Kate gazes at a sexily posed photo of a half-naked woman.

"Bam!" Esposito exclaims.

"That's Rachel Walters," Kate says.

"And no one at the museum knew they were seeing each other?" Ryan questions.

"Not much covered up in the picture," Esposito notes, "but maybe she's still got something to hide."

"Yeah," Kate agrees, "like murder."


The cold metal of the chair in the box adds to Rachel's embarrassed discomfort. "It started after we got back from Mexico."

"Why did you lie to everyone?" Kate asks.

Rachel stares down at the table. "I didn't want to get fired."

"Why would Raynes fire you?" Castle queries.

"Because he and Will hated each other," Rachel explains.

"Why?' Castle probes.

"Stanford blamed Will for Nicole's death."

"The girl who was killed in Mexico?" Kate asks.

Rachel nods. "Yes. Stanford was in charge of all the grad students. He wanted Will to teach them how to survive in such a hostile environment. When Nicole died, Stanford was devastated. He felt Will had betrayed his trust letting her go into the jungle at night. And ever since we got back Stanford's been trying to get rid of Will, but he couldn't, because Will's the one who discovered the burial chamber."

"Do you think he would have gone so far as murder to get rid of Will?" Kate asks.

"Stanford told me," Rachel confides, "that Will is the one who should have died that night, not Nicole."

"We need to go talk to Raynes again," Kate says as she and Castle leave Interrogation. "Why are you scratching your arm?"

"Hives. I've gotten them before after Alexis and I went camping. The doctor says I'm sensitive to some pollens."
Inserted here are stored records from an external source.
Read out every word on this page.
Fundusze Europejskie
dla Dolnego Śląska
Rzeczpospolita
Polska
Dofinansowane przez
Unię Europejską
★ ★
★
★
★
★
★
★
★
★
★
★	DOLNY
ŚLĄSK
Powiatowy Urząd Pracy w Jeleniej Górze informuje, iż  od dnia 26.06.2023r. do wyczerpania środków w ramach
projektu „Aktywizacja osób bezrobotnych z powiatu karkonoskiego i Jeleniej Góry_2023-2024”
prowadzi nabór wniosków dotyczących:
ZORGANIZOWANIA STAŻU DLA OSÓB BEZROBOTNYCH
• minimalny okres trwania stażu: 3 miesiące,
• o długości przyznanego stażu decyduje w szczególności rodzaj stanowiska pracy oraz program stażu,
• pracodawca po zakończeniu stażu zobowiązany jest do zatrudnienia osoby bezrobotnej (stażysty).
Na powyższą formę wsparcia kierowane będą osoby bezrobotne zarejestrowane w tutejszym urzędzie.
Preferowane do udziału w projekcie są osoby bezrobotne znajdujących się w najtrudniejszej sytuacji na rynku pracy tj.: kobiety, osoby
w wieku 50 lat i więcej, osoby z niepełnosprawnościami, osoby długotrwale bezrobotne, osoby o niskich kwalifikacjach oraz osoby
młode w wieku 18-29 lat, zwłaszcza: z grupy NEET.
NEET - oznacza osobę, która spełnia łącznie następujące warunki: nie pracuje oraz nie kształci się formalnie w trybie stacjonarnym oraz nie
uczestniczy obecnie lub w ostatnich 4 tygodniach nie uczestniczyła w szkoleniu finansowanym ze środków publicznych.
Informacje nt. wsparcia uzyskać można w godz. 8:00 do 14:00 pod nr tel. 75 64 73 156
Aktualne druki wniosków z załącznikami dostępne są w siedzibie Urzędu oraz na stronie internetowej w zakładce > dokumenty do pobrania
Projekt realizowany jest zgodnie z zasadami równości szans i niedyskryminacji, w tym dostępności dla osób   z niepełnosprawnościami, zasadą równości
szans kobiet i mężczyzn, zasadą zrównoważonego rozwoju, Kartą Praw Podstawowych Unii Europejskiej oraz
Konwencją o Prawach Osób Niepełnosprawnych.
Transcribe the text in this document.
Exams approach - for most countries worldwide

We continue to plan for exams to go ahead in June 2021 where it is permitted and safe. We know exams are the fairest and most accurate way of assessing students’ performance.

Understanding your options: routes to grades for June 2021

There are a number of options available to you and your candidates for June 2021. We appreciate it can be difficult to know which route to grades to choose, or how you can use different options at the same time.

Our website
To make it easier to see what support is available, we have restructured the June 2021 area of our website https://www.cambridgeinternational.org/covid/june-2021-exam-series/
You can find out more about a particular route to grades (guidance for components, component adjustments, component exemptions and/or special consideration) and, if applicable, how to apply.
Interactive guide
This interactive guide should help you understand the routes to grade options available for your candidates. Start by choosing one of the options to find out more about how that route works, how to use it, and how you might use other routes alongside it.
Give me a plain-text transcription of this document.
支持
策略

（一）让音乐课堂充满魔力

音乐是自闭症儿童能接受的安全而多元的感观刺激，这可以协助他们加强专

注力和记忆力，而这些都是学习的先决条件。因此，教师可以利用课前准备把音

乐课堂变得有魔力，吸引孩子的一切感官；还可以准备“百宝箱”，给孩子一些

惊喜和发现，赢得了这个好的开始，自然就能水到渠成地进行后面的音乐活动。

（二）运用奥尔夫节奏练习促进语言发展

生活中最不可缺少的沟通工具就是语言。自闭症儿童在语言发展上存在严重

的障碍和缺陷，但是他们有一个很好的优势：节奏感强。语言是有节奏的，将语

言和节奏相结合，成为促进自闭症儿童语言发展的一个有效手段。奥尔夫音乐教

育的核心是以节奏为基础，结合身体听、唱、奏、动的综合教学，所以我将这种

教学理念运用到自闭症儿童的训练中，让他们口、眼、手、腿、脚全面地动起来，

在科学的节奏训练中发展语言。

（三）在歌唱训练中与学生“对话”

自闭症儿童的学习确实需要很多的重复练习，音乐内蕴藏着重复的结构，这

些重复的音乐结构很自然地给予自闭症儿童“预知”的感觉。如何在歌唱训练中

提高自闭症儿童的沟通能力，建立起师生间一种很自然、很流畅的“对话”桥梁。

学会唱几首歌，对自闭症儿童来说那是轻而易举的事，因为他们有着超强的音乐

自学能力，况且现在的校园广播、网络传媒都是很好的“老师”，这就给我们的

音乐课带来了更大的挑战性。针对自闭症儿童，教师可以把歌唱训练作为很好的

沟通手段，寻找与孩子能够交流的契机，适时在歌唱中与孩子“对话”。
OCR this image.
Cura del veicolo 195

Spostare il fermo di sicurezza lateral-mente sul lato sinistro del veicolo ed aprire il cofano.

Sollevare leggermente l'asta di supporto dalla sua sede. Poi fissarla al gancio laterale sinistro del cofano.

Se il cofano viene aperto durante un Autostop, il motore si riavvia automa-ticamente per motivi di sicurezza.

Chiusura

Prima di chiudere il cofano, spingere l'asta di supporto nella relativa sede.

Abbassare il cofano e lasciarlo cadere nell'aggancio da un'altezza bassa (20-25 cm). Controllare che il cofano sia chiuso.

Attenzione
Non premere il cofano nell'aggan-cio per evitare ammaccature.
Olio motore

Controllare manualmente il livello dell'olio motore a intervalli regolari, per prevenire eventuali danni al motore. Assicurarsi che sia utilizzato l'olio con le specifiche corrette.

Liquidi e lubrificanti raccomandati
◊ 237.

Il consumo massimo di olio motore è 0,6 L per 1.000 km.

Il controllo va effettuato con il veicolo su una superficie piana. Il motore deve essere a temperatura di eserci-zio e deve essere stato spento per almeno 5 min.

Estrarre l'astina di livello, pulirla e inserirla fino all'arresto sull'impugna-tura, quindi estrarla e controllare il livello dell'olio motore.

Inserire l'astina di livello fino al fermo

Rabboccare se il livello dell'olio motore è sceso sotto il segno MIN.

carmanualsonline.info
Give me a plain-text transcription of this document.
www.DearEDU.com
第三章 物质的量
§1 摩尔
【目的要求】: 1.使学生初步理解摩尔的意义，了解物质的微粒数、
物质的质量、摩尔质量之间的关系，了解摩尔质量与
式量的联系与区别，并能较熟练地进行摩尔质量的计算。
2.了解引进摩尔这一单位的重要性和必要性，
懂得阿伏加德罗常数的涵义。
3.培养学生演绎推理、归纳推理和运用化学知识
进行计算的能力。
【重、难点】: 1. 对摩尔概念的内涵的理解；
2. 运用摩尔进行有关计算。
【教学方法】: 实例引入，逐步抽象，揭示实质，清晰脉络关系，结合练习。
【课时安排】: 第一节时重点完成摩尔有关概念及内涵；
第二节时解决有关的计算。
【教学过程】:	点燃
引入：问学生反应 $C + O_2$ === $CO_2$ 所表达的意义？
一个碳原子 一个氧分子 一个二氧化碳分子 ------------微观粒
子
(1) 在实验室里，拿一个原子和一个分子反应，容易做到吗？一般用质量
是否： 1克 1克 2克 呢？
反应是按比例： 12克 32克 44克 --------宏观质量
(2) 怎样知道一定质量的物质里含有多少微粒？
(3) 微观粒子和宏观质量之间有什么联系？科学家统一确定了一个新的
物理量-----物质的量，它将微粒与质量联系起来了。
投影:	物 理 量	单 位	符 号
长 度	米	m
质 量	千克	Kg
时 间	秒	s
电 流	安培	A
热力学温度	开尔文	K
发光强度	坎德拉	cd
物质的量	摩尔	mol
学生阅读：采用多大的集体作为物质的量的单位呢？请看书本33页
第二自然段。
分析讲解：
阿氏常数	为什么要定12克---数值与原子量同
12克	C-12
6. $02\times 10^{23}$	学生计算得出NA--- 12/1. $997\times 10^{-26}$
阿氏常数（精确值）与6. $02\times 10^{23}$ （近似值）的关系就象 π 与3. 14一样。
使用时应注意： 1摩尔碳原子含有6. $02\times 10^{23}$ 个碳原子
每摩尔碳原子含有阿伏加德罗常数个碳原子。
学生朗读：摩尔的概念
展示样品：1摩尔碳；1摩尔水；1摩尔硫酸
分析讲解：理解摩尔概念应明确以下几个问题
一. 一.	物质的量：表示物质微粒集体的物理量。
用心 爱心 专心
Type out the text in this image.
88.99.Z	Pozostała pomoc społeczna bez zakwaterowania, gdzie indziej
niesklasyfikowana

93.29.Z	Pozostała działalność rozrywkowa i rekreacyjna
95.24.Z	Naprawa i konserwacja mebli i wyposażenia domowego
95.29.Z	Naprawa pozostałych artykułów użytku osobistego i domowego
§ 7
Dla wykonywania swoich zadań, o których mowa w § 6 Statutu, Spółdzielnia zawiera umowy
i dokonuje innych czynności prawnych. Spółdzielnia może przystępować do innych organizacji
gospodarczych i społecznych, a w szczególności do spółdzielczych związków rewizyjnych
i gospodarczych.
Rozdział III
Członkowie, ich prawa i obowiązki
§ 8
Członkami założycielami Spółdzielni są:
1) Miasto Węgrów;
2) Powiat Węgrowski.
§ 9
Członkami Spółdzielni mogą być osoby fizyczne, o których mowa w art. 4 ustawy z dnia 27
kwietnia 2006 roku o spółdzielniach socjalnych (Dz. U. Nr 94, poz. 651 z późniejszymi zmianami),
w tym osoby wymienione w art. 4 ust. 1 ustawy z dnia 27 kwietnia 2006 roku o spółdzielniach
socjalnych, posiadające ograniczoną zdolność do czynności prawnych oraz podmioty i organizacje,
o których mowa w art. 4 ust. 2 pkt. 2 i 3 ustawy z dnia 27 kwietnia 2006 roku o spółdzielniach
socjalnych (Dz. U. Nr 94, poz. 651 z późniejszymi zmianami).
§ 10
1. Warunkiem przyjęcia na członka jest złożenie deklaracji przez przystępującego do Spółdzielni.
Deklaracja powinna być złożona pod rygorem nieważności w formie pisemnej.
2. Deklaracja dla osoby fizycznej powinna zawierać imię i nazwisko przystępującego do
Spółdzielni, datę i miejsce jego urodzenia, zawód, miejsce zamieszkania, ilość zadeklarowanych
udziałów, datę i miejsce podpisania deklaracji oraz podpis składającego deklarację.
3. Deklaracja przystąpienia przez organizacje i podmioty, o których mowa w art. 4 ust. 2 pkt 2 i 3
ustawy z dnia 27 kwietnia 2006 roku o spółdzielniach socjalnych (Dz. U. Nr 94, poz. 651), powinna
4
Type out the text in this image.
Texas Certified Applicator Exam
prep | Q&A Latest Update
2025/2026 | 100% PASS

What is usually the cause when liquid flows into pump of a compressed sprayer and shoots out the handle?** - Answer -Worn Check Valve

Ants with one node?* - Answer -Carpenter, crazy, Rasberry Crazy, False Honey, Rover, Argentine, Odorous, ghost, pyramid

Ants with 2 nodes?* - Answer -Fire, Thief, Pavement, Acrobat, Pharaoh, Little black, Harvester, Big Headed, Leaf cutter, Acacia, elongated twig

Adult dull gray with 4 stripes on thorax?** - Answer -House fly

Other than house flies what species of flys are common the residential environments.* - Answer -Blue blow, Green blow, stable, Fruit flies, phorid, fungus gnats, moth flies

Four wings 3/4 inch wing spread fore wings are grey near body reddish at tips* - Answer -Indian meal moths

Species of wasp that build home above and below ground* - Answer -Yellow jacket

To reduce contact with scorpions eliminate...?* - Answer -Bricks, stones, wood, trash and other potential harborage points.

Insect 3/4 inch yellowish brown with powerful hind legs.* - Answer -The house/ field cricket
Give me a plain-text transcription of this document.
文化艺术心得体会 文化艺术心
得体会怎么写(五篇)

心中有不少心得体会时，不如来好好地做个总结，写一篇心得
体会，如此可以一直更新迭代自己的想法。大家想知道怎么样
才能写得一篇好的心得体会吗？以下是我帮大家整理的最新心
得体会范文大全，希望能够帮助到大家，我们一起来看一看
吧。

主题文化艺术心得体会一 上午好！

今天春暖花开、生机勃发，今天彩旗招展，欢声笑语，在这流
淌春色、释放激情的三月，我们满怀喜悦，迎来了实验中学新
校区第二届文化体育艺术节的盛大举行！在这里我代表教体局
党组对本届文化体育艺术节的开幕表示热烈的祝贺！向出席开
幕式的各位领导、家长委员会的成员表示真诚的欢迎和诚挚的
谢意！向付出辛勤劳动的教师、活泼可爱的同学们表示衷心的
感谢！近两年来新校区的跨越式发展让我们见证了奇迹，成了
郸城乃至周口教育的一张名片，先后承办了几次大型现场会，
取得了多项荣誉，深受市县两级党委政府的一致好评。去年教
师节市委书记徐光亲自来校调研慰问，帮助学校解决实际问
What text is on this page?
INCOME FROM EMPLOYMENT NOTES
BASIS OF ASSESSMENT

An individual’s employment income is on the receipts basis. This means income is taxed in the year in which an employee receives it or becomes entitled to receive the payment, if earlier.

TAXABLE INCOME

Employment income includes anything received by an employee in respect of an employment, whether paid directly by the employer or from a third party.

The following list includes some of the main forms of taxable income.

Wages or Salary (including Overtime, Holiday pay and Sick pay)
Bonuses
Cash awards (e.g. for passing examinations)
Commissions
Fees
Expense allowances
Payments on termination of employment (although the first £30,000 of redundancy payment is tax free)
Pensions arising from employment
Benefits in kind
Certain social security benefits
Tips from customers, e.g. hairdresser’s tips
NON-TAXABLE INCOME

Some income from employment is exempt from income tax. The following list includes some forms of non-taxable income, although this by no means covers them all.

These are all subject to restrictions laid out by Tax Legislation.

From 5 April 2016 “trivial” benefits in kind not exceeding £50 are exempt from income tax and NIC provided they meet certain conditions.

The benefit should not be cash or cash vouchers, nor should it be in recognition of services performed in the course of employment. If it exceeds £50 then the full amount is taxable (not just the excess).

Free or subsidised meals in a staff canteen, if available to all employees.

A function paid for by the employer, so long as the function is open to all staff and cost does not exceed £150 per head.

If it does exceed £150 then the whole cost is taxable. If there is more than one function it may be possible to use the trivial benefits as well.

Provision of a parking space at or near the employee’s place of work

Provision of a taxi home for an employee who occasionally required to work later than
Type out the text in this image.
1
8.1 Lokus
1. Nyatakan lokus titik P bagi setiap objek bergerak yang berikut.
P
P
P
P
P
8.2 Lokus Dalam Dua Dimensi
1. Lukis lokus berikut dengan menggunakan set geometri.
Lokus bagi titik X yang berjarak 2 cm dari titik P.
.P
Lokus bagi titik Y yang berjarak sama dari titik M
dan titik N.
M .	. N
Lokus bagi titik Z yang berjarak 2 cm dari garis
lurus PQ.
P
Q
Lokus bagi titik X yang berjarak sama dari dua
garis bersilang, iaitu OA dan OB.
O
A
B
"And Lanie said there would be that Yucatan pollen on the stuff from the exhibit," Kate recalls. "It must have gotten on you when you were playing Indie. Can you take something for it?"

"My doctor told me to take Benadryl before, but it's not helping."

"You should call him for a prescription."

"I did, but he didn't know of anything specific for a pollen that rare."

"Sorry. You OK to go to the museum with me?"

"Better than sitting around scratching."

A/N A reader from Brazil posted a sad review that they do not have a vaccine for Dengue fever in that country and there is a lot of death from it. I checked. There was an announcement at the end of March 2023 that Brazil is the first Latin American country to adopt a vaccine for Dengue fever. Hopefully, that will save some lives.